Queste immagini ci rivelano che il suo sguardo non è proteso soltanto a restituire una soggettività al malato mentale: è infatti lo sguardo di chi sta vivendo un’esperienza di relazione, di crescita personale, resa possibile proprio dalla reciprocità. Lei dona a loro e a noi il suo sguardo compartecipe, loro le hanno offerto altri doni: quello di dare un nuovo significato alla sua vita, portandola a riflettere con maggior consapevolezza su se stessa, ad accettare quella parte di “sragione” che è in ciascuno di noi.

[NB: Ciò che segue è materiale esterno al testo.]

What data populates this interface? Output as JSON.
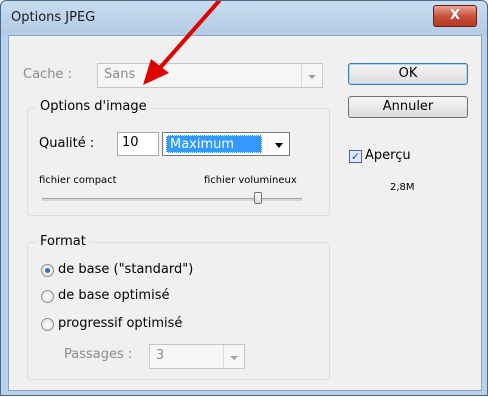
{
  "window": {
    "title": "Options JPEG",
    "close_label": "X"
  },
  "cache": {
    "label": "Cache :",
    "value": "Sans"
  },
  "buttons": {
    "ok": "OK",
    "cancel": "Annuler"
  },
  "preview": {
    "label": "Aperçu",
    "checked": true,
    "size": "2,8M"
  },
  "image_options": {
    "legend": "Options d'image",
    "quality_label": "Qualité :",
    "quality_value": "10",
    "quality_preset": "Maximum",
    "slider_min_label": "fichier compact",
    "slider_max_label": "fichier volumineux",
    "slider_level": 0.83
  },
  "format": {
    "legend": "Format",
    "options": [
      {
        "label": "de base  (\"standard\")",
        "selected": true
      },
      {
        "label": "de base optimisé",
        "selected": false
      },
      {
        "label": "progressif optimisé",
        "selected": false
      }
    ],
    "passes_label": "Passages :",
    "passes_value": "3"
  },
  "colors": {
    "annotation_arrow": "#e00000",
    "accent": "#3399ff"
  }
}
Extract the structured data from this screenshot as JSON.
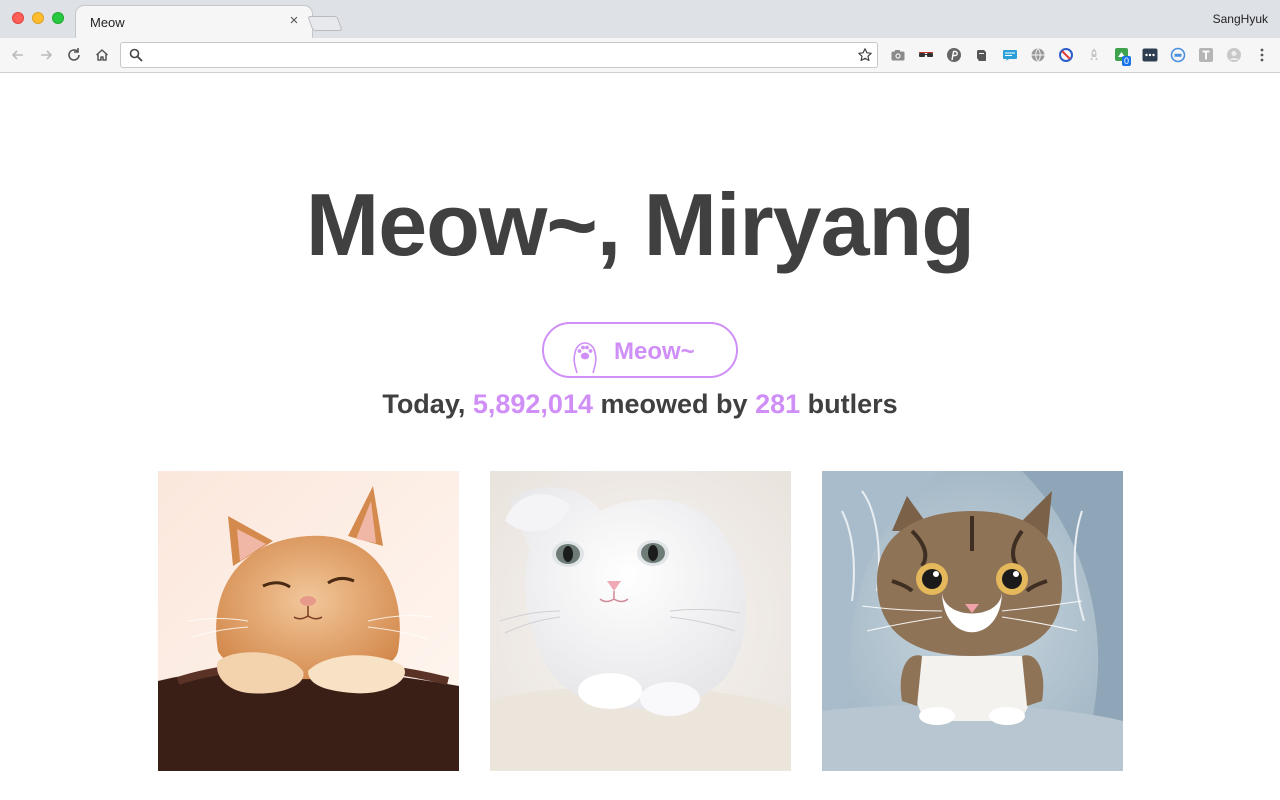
{
  "browser": {
    "tab_title": "Meow",
    "profile_name": "SangHyuk",
    "address_value": "",
    "extension_badge": "0"
  },
  "page": {
    "headline": "Meow~, Miryang",
    "meow_button_label": "Meow~",
    "stats": {
      "prefix": "Today,",
      "meow_count": "5,892,014",
      "middle": "meowed by",
      "butler_count": "281",
      "suffix": "butlers"
    },
    "cats": [
      {
        "icon": "orange-tabby-cat-photo"
      },
      {
        "icon": "white-kitten-photo"
      },
      {
        "icon": "tabby-cat-in-tunnel-photo"
      }
    ]
  },
  "colors": {
    "accent": "#cf8ff7",
    "text": "#404040"
  }
}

Patrizia Riviera (Milano 1956, residente a Bergamo) ha iniziato a fotografare nel 1992 frequentando la scuola “Donna Fotografa” di Giuliana Traverso. È una fotografa fine art e di reportage sociale. Dal 2003 conduce laboratori espressivi e terapeutici di fotografia. Dal 2000 collabora con la Fondazione Emilia Bosis di Bergamo, dedicata alla cura del disagio psichico, di cui ha documentato le molteplici attività. Dal 2018 fa parte dell’Associazione Donne Fotografe. Con l’Associazione ha partecipato alle mostre: Invisibile (Festival di Filosofia di Modena; Archiginnasio di Bologna ad altre, dal 2019 al 2023); Scolpite (Brescia Photo Festival, Palazzo Reale di Milano, Archiginnasio di Bologna, 2021-2024). Ha esposto sia in Italia che all’estero. Con i suoi lavori di ricerca ha vinto diversi premi, tra cui New Post Photography? di MIA fair, del 2020. Tra le sue mostre personali più recenti: E voi che cosa cercate?, Minturno Photo Fest, Latina (2021) e La liberazione della Follia, Fotografica, Festival della Fotografia di Bergamo (2023).

Martedì 26 marzo 2024, ore 18:00 nello Spazio da Vivere della Casa delle Donne di Milano, incontro con Patrizia Riviera: Il male di vivere. Fotografare la salute mentale. Coordina Gigliola Foschi.